AES-PR blames the environmental law passed by the Puerto Rican legislature in 2020 requiring the removal of its coal ash to protect nearby communities and the South Coast aquifer from toxic pollutants for putting the company in this financial position to seek a taxpayer bailout. However, AES-PR has been in violation of its coal ash agreement with PREPA for decades: long before this law was passed. Taking financial responsibility for the full price of operating into AES-PR’s budget, including environmental cleanup, is long overdue.

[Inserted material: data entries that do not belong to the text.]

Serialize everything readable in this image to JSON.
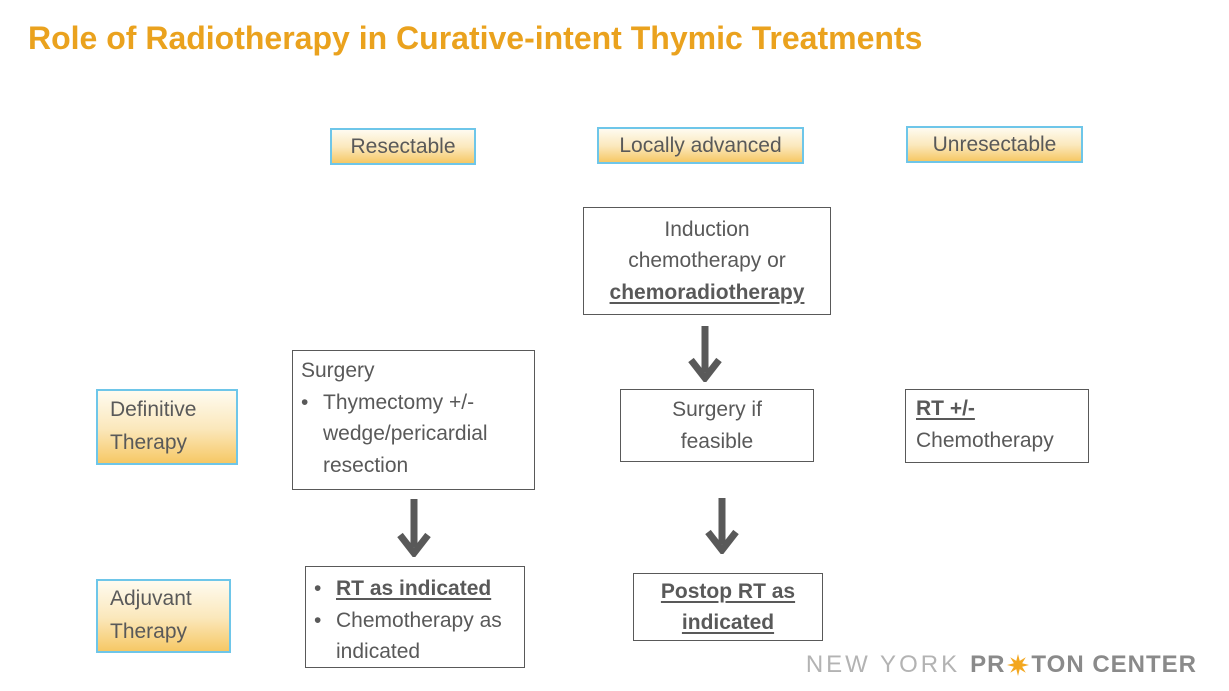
{
  "title": "Role of Radiotherapy in Curative-intent Thymic Treatments",
  "columns": {
    "resectable": "Resectable",
    "locally_advanced": "Locally advanced",
    "unresectable": "Unresectable"
  },
  "row_labels": {
    "definitive": "Definitive Therapy",
    "adjuvant": "Adjuvant Therapy"
  },
  "boxes": {
    "induction": {
      "line1": "Induction",
      "line2": "chemotherapy or",
      "line3_emphasis": "chemoradiotherapy"
    },
    "surgery": {
      "heading": "Surgery",
      "bullet": "Thymectomy +/- wedge/pericardial resection"
    },
    "surgery_if_feasible": {
      "text": "Surgery if feasible"
    },
    "rt_chemo": {
      "line1_emphasis": "RT +/-",
      "line2": "Chemotherapy"
    },
    "adjuvant_rt": {
      "bullet1_emphasis": "RT as indicated",
      "bullet2": "Chemotherapy as indicated"
    },
    "postop_rt": {
      "text_emphasis": "Postop RT as indicated"
    }
  },
  "glyphs": {
    "bullet": "•"
  },
  "logo": {
    "light": "NEW YORK",
    "bold_before": "PR",
    "bold_after": "TON CENTER",
    "star_icon": "starburst-icon"
  },
  "colors": {
    "title": "#EAA21E",
    "body_text": "#595959",
    "flow_box_border": "#595959",
    "label_box_border": "#6EC6E9",
    "label_gradient_top": "#FEFBF0",
    "label_gradient_bottom": "#F6C865",
    "arrow": "#595959",
    "logo_light": "#B3B3B3",
    "logo_dark": "#8A8A8A",
    "logo_star": "#F3A71F"
  }
}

This revelation comes on the heels of a recent Environmental Protection Agency (EPA) letter of compliance to AES-PR. The letter details the lack of supporting data to show how the company’s proposed cleanup plan will actually restore the groundwater and ensure pollutants like lithium and selenium will not continue to contaminate groundwater. EPA’s letter illuminates the various deficiencies in the plan and requires AES-PR to provide immediate responses.
“In light of this new development, we are calling on PREPA to reject AES-PR’s deplorable attempt to sidestep its responsibility, and accelerate the closure of this polluting facility before its contract expires in 2027,” said Christine Santillana, legislative counsel, Earthjustice.